Asus obviously isn’t hiding the fact that the board utilizes a 10W Celeron N5105 chip. The quad-core N5105 can handle four simultaneous threads and is clocked at 2Ghz — climbing to 2.9Ghz when Turbo Boost kicks in.
Even at the higher clock speed, Asus’ copper heatsink provides sufficient cooling. Fanless Tech notes that it appears to be the same heatsink that Asus used with similar offerings that sported Apollo Lake processors.

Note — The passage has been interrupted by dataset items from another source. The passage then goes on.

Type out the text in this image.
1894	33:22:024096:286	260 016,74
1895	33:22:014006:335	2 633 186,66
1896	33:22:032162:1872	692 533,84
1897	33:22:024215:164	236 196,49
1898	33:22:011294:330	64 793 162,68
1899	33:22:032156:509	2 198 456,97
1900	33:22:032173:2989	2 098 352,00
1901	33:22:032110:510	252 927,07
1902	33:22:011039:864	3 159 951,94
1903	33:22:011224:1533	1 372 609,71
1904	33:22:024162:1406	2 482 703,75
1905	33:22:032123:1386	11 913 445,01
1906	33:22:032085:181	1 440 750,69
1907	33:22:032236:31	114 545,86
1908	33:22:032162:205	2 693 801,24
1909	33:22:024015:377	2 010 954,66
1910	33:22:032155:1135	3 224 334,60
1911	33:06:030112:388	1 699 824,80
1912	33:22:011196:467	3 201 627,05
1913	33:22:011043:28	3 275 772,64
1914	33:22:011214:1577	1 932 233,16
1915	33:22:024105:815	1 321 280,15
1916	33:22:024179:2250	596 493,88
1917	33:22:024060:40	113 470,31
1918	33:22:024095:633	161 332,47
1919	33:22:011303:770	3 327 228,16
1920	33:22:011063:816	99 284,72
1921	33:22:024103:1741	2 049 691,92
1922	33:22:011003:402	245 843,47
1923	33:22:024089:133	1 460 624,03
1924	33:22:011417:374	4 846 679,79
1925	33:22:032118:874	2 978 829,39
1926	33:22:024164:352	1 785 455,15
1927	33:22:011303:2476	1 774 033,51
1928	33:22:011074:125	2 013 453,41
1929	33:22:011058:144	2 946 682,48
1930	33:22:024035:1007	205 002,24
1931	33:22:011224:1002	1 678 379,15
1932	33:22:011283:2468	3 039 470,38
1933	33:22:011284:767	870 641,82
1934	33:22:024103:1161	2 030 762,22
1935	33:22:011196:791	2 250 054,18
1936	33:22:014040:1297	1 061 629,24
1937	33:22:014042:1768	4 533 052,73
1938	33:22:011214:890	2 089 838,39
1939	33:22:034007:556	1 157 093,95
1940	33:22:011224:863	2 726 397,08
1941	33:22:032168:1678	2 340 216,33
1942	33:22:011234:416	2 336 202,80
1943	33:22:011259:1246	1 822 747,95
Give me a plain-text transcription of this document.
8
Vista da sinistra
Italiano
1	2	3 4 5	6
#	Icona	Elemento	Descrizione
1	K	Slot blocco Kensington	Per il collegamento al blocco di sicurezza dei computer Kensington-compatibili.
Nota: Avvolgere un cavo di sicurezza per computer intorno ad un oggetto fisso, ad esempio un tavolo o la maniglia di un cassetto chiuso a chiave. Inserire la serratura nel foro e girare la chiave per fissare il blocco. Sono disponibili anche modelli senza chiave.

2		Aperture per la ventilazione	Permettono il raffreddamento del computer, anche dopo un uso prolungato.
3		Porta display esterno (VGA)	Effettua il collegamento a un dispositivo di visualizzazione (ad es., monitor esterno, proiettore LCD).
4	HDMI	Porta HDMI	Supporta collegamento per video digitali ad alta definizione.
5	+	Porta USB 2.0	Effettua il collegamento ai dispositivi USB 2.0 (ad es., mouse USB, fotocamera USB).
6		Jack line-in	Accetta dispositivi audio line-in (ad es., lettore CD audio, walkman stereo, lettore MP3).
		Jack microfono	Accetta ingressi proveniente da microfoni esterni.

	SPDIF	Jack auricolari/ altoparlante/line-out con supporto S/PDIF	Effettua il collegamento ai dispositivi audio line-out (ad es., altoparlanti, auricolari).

The board features a pair of SO-DIMM slots, four USB ports at the back and more via two onboard headers, a single PCIe 3.0 x1 slot, gigabit Ethernet and both HDMI and VGA output (there’s an LVDS header on the board, too). It also boasts a handful of serial ports and an RJ11 connector which tells you that this is not likely to be the board you’ll use to build your next silent set-top PC.
No, N51051-IM-A is aimed at IoT and industrial applications. It’s a good fit for retail settings, too, with all the I/O options (including 6 9-pin serial ports) needed to operate cash drawers, card readers and secondary point-of-sale displays.
Asus hasn’t posted full specs for the N51051-IM-A on its website yet, nor have they published pricing or availability information. Jasper Lake options are still fairly limited right now, though you can pick up the Chuwi HeroBox for about $200 if you don’t mind stepping down to the slightly less powerful Celeron N4500 chip… and you’re not looking to connect half a dozen serial peripherals.
via AnandTech
I don’t care if it’s not meant for consumers, I want this. I have multiple RS-232 devices, a VGA monitor, and my gaming PC is headless and in another room so I’d like to use this as a thin client for it.
RS232 – 1970s
VGA – 1980s
Gigabit ethernet – 1990s
HDMI – 2000s
USB 3.0 – 2010s
PCIe NVMe 1.3 – 2017
This board uses tech spanning 4 decades.
On the last point, this doesn’t feature NVMe, it gets a single PCIe x1 Gen 3 slot, it’s easier to check it out on the picture on Anandtech, it’s the slot on the bottom-left saying PCIEX1.